Plus sérieusement, la fluidité entre genres et différences de sexes, la reconnaissance en droit de l’égalité entre conjoints et parents ainsi que l’évolution des modèles familiaux et conjugaux ont mis un sacré coup de pied dans la fourmillière psychanalytique. Le père oedipien de Sigmund Freud n’est pas totalement dépassé. On peut reconnaître au tiers le rôle qui est de s’interposer entre la mère et son enfant et par là même le fait de permettre à ce dernier de développer son identité propre. Le processus d’individuation est en marche et notamment grâce à cet autre qui met fin à une pseudo symbiose qu’une mère et son enfant établissent au stade fœtal. Cet autre n'a, à l’évidence, pas besoin d’un pénis pour cela…

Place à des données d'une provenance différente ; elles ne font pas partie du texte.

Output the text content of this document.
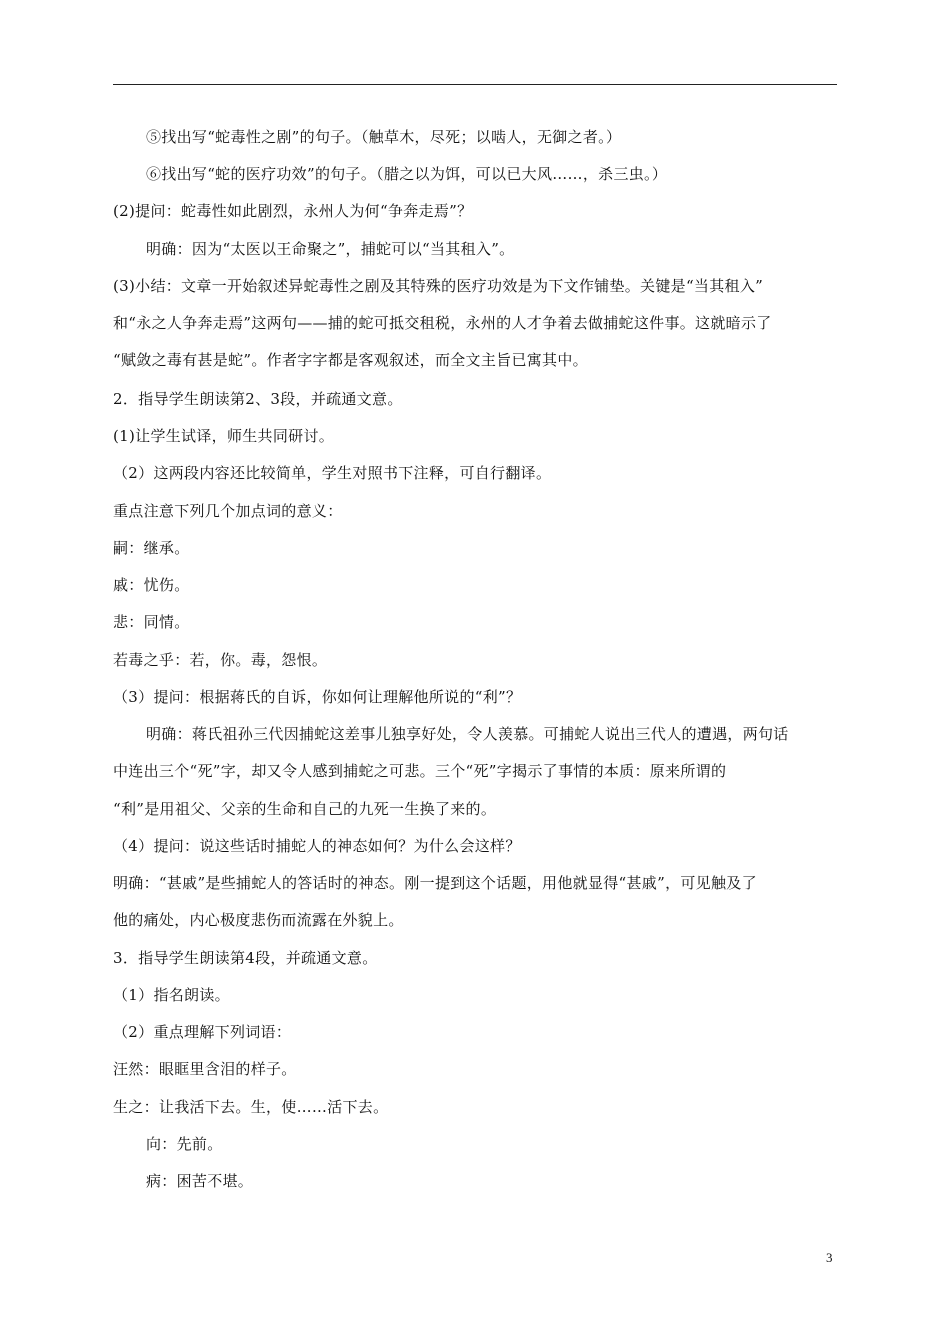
⑤找出写“蛇毒性之剧”的句子。（触草木，尽死；以啮人，无御之者。）
⑥找出写“蛇的医疗功效”的句子。（腊之以为饵，可以已大风……，杀三虫。）
(2)提问：蛇毒性如此剧烈，永州人为何“争奔走焉”？
明确：因为“太医以王命聚之”，捕蛇可以“当其租入”。
(3)小结：文章一开始叙述异蛇毒性之剧及其特殊的医疗功效是为下文作铺垫。关键是“当其租入”
和“永之人争奔走焉”这两句——捕的蛇可抵交租税，永州的人才争着去做捕蛇这件事。这就暗示了
“赋敛之毒有甚是蛇”。作者字字都是客观叙述，而全文主旨已寓其中。
2．指导学生朗读第2、3段，并疏通文意。
(1)让学生试译，师生共同研讨。
（2）这两段内容还比较简单，学生对照书下注释，可自行翻译。
重点注意下列几个加点词的意义：
嗣：继承。
戚：忧伤。
悲：同情。
若毒之乎：若，你。毒，怨恨。
（3）提问：根据蒋氏的自诉，你如何让理解他所说的“利”？
明确：蒋氏祖孙三代因捕蛇这差事儿独享好处，令人羡慕。可捕蛇人说出三代人的遭遇，两句话
中连出三个“死”字，却又令人感到捕蛇之可悲。三个“死”字揭示了事情的本质：原来所谓的
“利”是用祖父、父亲的生命和自己的九死一生换了来的。
（4）提问：说这些话时捕蛇人的神态如何？为什么会这样？
明确：“甚戚”是些捕蛇人的答话时的神态。刚一提到这个话题，用他就显得“甚戚”，可见触及了
他的痛处，内心极度悲伤而流露在外貌上。
3．指导学生朗读第4段，并疏通文意。
（1）指名朗读。
（2）重点理解下列词语：
汪然：眼眶里含泪的样子。
生之：让我活下去。生，使……活下去。
向：先前。
病：困苦不堪。
3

Et Lacan ? rétorqueraient les plus aigrefins d’entre nous. Si la responsabilité de la mère est de faire valoir la loi du père et si cela passe par le « logos », autrement dit, le langage. Alors pourquoi la loi de Jacqueline, Justine ou Marie-Antoinette ne vaudrait pas aux yeux d’un cerveau tout neuf, non modelé par une conception dépassée de ce que devrait être une famille ? Faut-il s’appeler Jules ou Gontrand pour que nos idées aient du poids et éveillent un bambin au monde ? Dieu merci non (et je vais laisser ce brave en dehors de tout ça, car le débat pourrait alors se poursuivre sur plusieurs pages) !

Je terminerai par le titre d’un film de 2010 dont j’écrirai peut-être un jour la critique « Tout va bien, the kids are alright ».